City Table Review
Winter 2002

(Please note:  the text of the below review is archived on my site for promotional purposes only, as it is no longer on Larry Winfield’s website.  The original review quoted several poetry excerpts, which have been edited out for the purpose of length.)


Lollygagged and Flannel Flogged

Adam Watson

iUniverse.com, Writers Club Press, 2001

$10.95, 96 pages

ISBN 0-595-17495-7

 


 

 

Born in Kokomo, Indiana on February 7, 1974, Adam Watson lived in Las Vegas and Crete, Greece before moving with his mother to Louisville, Kentucky in 1981. His short play The Birdbath was performed at Bunbury Theatre in 1995. he is currently an English major at the University of Louisville. Lollygagged and Flannel Flogged is Adam's first published book.

The foreword of this cool book is alone worth the price. Mr. Watson's philosophy of poetry is one that I and most of my performance poetry friends from Chicago have expounded for years - that intentional obfuscation set to verse to demonstrate high intelligence and artistic originality is bullshit, that it shows utter contempt for the reading and listening audience. I've always said that a two minute poem that requires a five minute introduction is a piece of crap, that art that must be explained is next to worthless and such precious creators need to get over their elitist, over-educated asses. So what that they get more ink space than poets who communicate to the Reader instead of down to the Reader? In the grand scheme of things, poetry is still a minor player in the art world outside of academia...sorry, but, being a saloon poet, this is a favorite rant of mine. Anyway, Mr. Watson's book is a fine collection of eclectic intelligence, poems full of inspired twists of metaphor that aren't just clever to impress, cool insights that don't push their emotions at you either. The best poems never have to wield a sledge hammer, become anthems or rabble-rousing speeches (nothing wrong with anthems, they just aren't poems...)

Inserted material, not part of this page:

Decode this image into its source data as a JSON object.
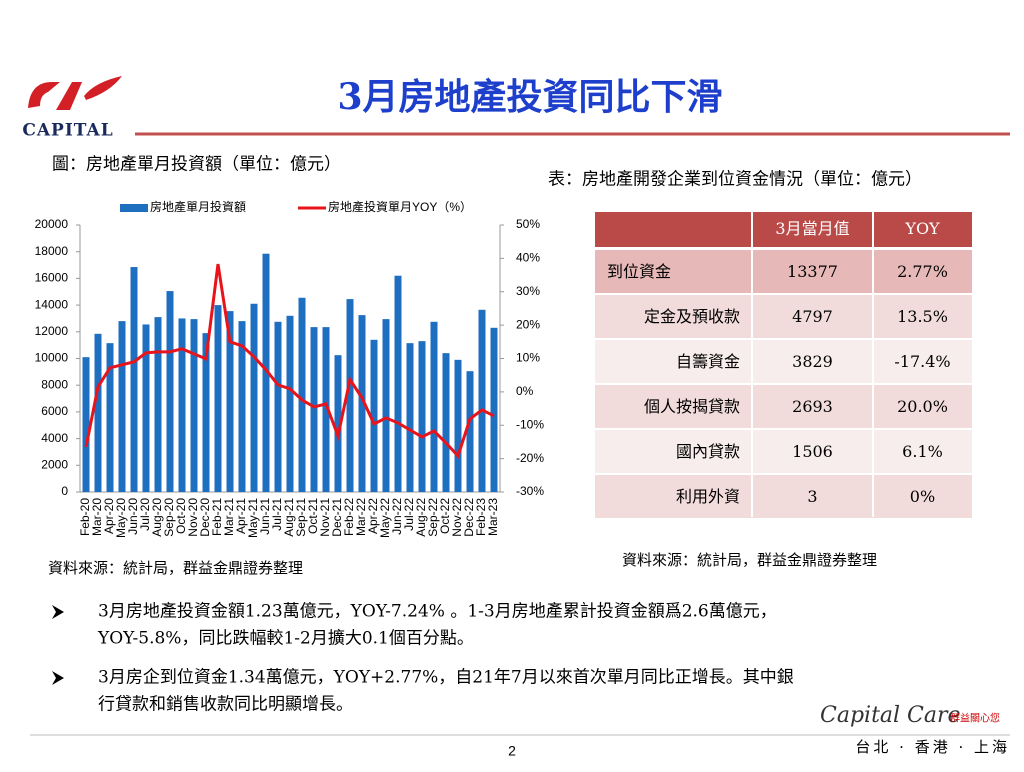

There are too many great poems in Adam's book to do them all justice, so, to mention just a few: poems triggering your own memories of school, friends, funerals, particular mornings-after staring at strange faces; hilarious poems about poetry; the reality and raw grind of the touring troubador's life; an intelligently erotic tale of a lap dance, told from both sides . . . The one-liners scattered throughout are gems . . .

The photos in the book, by Douglas Staley, are an excellent complement to the poems in the book; not there to illustrate any of the pieces, but as poems in their own right, sparking introspection in concert with Adam's words. Mr. Staley lives in Louisville and is currently working on an Arts degree. This is the first time his photos have been published.

This is a great book of verse, let alone being Adam's first. I look forward to reading, and hearing, his poetry in the future.